The issue of climate change is not so much about whether the climate is changing but - how do we mere mortals differentiate the science from the politics. It is the “cause celebre” embraced by the political left as a convenient reason to also dismantle capitalism and replace it with socialism or worse.
Our Governments’ traditionally reach for the easily accessible taxation tool to solve a problem - any problem. To impose a carbon tax to counter climate change can be described as requiring the paying of real money to ensure the partial removal of a natural and invisible substance, essential for life, to someone (Government) which is no one – who is pretending to do something, while achieving nothing.
So, what are the conditions needed for overcoming climate change that apparently we all seek? A good start would be scientific integrity, and an understanding that there is not always a simple solution (tax) to every problem.
Some years ago in a farmers paddock just north of Roxburgh, a large sign read – “At this historic site in 1836 …….. nothing happened”. In the year 2000, the Y2K bug was predicted to create havoc. That was when planes were widely forecast to fall out of the sky as the year 1999 came to an end and on- board computers simply didn’t know what to do. Predictions by experts of calamitous events were commonplace. Meanwhile the electronic industry positioned itself for a windfall. Billions of dollars were spent on upgrades as systems were deemed to fail causing a loss of data no company or industry could afford. So, what happened nearly twenty years ago? Well actually nothing. Life carried on as normal. The point is that we have come to rely on expert advice on matters of unfathomable science with the rational assumption that the integrity of scientists, whether on weather prediction or some other entirely complex subject - is unimpeachable.
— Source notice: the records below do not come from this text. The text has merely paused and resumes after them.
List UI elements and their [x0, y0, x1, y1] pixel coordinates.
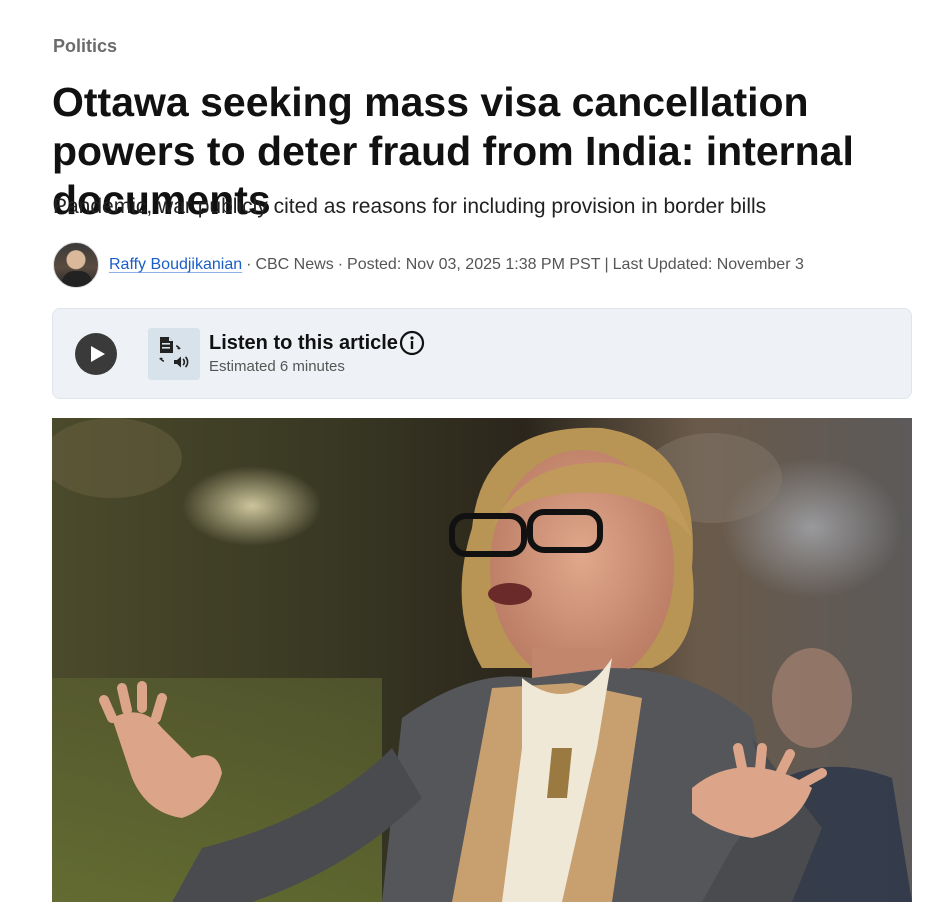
byline-divider: | [604, 256, 609, 273]
section-label[interactable]: Politics [53, 36, 117, 57]
play-button[interactable] [75, 333, 117, 375]
play-icon [90, 346, 105, 362]
author-avatar[interactable] [53, 242, 99, 288]
listen-estimate: Estimated 6 minutes [209, 358, 345, 375]
byline-outlet: CBC News [255, 256, 334, 273]
info-icon[interactable] [399, 330, 425, 356]
listen-to-article-panel: Listen to this article Estimated 6 minut… [52, 308, 912, 399]
listen-title: Listen to this article [209, 332, 398, 354]
hero-photo[interactable] [52, 418, 912, 902]
byline-updated: Last Updated: November 3 [612, 256, 804, 273]
hero-photo-illustration [52, 418, 912, 902]
author-link[interactable]: Raffy Boudjikanian [109, 256, 242, 274]
byline-separator: · [337, 256, 344, 273]
byline-posted: Posted: Nov 03, 2025 1:38 PM PST [347, 256, 601, 273]
text-to-speech-icon [148, 328, 200, 380]
byline: Raffy Boudjikanian · CBC News · Posted: … [53, 242, 804, 288]
article-page: Politics Ottawa seeking mass visa cancel… [0, 0, 938, 922]
byline-separator: · [246, 256, 252, 273]
subheadline: Pandemic, war publicly cited as reasons … [53, 195, 767, 218]
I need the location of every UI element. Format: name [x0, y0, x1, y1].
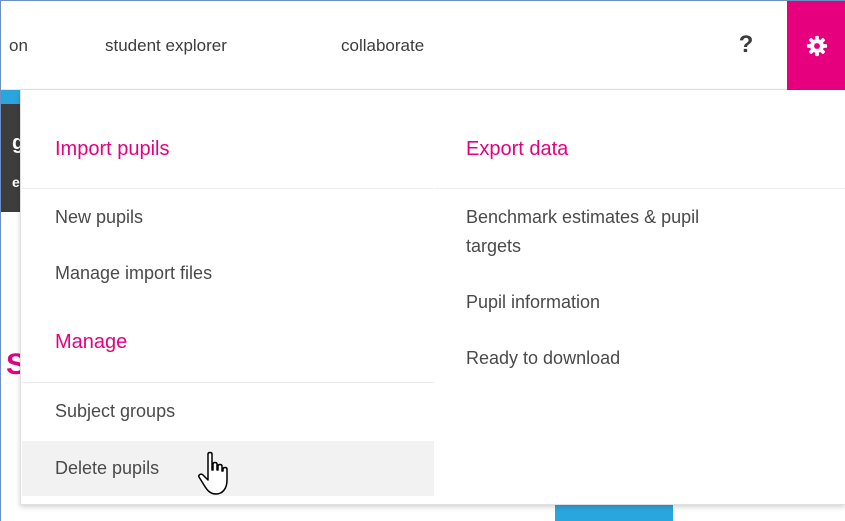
background-dark-panel: g er	[1, 104, 25, 212]
menu-item-benchmark-estimates-line2[interactable]: targets	[466, 233, 521, 259]
top-navigation: on student explorer collaborate ?	[1, 1, 845, 90]
menu-item-new-pupils[interactable]: New pupils	[55, 204, 143, 230]
manage-divider	[22, 382, 434, 383]
background-blue-bar	[1, 90, 21, 104]
menu-item-manage-import-files[interactable]: Manage import files	[55, 260, 212, 286]
menu-item-benchmark-estimates-line1[interactable]: Benchmark estimates & pupil	[466, 204, 699, 230]
menu-item-subject-groups[interactable]: Subject groups	[55, 398, 175, 424]
hand-pointer-icon	[198, 451, 228, 495]
menu-item-delete-pupils[interactable]: Delete pupils	[55, 455, 159, 481]
import-divider	[22, 188, 434, 189]
help-button[interactable]: ?	[736, 28, 756, 62]
menu-item-ready-to-download[interactable]: Ready to download	[466, 345, 620, 371]
settings-dropdown-menu: Import pupils New pupils Manage import f…	[20, 90, 845, 505]
settings-button[interactable]	[787, 1, 845, 90]
background-blue-button	[555, 503, 673, 521]
gear-icon	[806, 35, 827, 56]
manage-heading: Manage	[55, 331, 128, 353]
nav-item-student-explorer[interactable]: student explorer	[105, 1, 227, 90]
export-data-heading: Export data	[466, 138, 569, 160]
import-pupils-heading: Import pupils	[55, 138, 170, 160]
menu-item-pupil-information[interactable]: Pupil information	[466, 289, 600, 315]
export-divider	[435, 188, 845, 189]
nav-item-partial[interactable]: on	[9, 1, 28, 90]
nav-item-collaborate[interactable]: collaborate	[341, 1, 424, 90]
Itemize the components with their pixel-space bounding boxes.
It is therefore entirely reasonable to seek some understanding of the apparent conflicting views within the scientific community around climate science. Direct challenges to the conventional wisdom of the day are rare but costly as astronomer/ physicist Galileo Galilei (1564-1642) found out. These days, abuse is levelled towards anyone espousing “climate heresy”. Instead of having contrary opinion debated in open forums and scientific journals, it would seem journals simply don’t publish opposing views. New Zealand and British physicist Professor Michael Kelly FRS, FREng believes serious debate is being suppressed especially as to the true cost of some of the recommendations by the Royal Society.
Nobel Laureate and prize winner in physics, Ivor Giaever received his award for his work on super-conductors. Presuming he knows something of physics in general, he commented on climate change – to howls of outrage from the perpetually aggrieved. Conversely, a man of absolutely no scientific credential - politician Al Gore - became the darling of the intellectual left with his pronouncements on climate change. It has been unkindly suggested that he (Gore) entered this climate debate solely to remind us all - that not everyone in this world of ours has a purpose. Dr Giaever has spoken of various types of science starting with real science to the pathological to fraudulent science to junk science to pseudo-science. All of which tends to cloud the “incontrovertible truth” of climate change as it is defined and espoused by the climate change lobby. Dr Giaever notes that even the mass of a proton is not incontrovertible, but climate change is (somehow) incontrovertible.
Bjorn Lomborg- an environmental economist points out that the world spends 101 billion in subsidies for so called green energy, but it is being spent on existing technology. Germany has spent 800 billion euros on wind and solar which has hardly made a dent in that nations carbon dioxide emissions.
Prof Lomborg’s solution is spending only in new, innovative research. A transition is needed, similar to the dramatic change from the former use of whale oil to fossil fuels. Our Governments solution would have been to tax whale oil.
Another question of some importance is - what is the optimum temperature that is best for all countries and how and who decides such a question. If NZ is serious about climate change why not confront the use of nuclear power instead of meeting demand thru damming more rivers or exporting/importing coal. Solar and wind generation just don’t work for us in the south - especially during long winter nights.
So, a legitimate question for those of us who struggle to know who and what to believe these days is - why was Robin Hood able to run around Sherwood forest (according to legend in the early middle ages) wearing a tee shirt and tights. Why was the world so warm during that period? And why was there no sea ice in the early 1900s which enabled access thru the fabled north west passage in the Arctic circle. Nor was there sea ice when Scott sailed to the Antarctic in his epic journey to the South pole.
Science will find an answer and soon but only those who practice real science vs the populist variety can apply the scientific integrity needed to engender public confidence and support to solve this issue.
Gerry Eckhoff is a former MP and councillor on the Otago Regional Council.